Shane and I scouted and planned everything using an app called Cadrage, which let us shotlist and create a shooting plan well before we ever arrived with the crew. We scouted a massive number of locations to make sure everything was perfect, because we had so little control over our environments. The precision happened in prep. The set was for discovery.

The Power Draw Problem
My go-to units were the Aputure 600x and 1200d. Here's why: I always had to plug my lights into existing household sockets. No generator, no distro. I needed something powerful enough to shape hard Southern California daylight but with a low enough draw to not trip a circuit breaker in a residential house. This was before the Aputure 2400B LED came out — if I'd had that light, a lot of these problems would have been solved differently.
What I Learned
Good Bad Things won the Grand Jury Prize and the Audience Choice Award at Slamdance.

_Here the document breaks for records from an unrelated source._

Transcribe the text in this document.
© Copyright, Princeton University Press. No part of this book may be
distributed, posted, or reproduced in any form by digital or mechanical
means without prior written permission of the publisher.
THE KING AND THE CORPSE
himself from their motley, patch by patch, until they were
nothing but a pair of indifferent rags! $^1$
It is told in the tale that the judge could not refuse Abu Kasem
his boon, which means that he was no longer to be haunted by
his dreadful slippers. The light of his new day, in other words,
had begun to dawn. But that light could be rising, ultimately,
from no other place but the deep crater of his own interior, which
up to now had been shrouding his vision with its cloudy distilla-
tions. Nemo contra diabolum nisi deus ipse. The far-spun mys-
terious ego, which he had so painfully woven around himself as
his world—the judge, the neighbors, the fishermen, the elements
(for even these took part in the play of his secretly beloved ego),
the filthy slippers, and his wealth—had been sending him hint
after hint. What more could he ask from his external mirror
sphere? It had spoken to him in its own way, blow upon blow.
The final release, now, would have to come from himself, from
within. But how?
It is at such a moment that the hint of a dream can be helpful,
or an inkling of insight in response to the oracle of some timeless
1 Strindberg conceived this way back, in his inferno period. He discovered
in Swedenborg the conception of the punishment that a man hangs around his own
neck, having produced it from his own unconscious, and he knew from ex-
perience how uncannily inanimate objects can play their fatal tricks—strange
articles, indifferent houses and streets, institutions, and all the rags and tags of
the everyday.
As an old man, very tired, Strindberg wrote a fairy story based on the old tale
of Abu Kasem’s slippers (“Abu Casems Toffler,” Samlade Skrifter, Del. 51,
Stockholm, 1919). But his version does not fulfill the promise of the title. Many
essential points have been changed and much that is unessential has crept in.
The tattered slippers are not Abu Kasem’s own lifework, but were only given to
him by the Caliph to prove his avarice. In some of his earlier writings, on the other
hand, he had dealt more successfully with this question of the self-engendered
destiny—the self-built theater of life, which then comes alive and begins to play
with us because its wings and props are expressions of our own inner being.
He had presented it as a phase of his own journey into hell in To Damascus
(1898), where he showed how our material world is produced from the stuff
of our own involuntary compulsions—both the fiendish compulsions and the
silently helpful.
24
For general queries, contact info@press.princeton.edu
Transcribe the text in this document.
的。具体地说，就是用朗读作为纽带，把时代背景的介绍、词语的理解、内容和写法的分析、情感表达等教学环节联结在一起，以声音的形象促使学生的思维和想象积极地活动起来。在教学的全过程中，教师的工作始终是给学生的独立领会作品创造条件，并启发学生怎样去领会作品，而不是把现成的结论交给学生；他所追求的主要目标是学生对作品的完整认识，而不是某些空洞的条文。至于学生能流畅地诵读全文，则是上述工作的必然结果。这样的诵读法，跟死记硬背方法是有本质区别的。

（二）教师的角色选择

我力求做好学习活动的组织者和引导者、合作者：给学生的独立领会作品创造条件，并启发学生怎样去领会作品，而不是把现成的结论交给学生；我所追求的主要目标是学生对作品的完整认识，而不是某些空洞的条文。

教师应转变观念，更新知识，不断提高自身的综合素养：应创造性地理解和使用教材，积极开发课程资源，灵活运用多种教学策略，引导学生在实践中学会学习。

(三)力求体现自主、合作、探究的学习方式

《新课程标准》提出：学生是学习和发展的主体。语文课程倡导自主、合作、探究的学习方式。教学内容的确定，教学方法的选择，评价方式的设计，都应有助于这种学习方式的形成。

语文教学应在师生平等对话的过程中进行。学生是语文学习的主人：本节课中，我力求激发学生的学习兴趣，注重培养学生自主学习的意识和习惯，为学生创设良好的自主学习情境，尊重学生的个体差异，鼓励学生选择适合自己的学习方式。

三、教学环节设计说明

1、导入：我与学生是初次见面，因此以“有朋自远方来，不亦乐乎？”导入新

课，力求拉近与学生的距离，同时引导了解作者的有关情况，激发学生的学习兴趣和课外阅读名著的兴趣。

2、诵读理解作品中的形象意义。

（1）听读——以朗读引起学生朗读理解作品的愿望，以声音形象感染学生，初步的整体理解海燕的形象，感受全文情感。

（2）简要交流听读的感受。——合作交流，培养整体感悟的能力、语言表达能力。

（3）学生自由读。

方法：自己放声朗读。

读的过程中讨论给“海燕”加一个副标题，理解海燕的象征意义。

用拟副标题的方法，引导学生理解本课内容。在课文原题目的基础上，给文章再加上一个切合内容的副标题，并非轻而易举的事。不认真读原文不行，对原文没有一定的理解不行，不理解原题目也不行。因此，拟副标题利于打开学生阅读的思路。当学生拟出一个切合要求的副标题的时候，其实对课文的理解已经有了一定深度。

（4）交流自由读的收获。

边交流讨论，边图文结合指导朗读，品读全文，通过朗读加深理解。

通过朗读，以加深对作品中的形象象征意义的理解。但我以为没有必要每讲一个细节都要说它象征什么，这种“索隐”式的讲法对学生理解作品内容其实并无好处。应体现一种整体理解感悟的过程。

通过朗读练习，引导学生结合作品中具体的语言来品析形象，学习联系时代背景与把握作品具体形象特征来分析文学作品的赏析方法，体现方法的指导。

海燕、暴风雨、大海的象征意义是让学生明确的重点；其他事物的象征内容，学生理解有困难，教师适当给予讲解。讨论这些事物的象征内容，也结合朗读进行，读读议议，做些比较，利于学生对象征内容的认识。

That recognition felt like validation — not of the laurels, but of the approach. We all worked incredibly hard on this passion project, and to be recognized by our peers felt so good. While we were making it, I genuinely felt this was a very special project. It turns out I was right.
The film taught me that constraints aren't limitations — they're the visual language. Every creative solution on this film came from not having enough: not enough crew, not enough lights, not enough daylight, not enough production design. And every one of those constraints pushed the cinematography toward something more honest, more intentional, and ultimately more powerful than a well-funded version of the same film would have been.
Good Bad Things is now streaming on Hulu.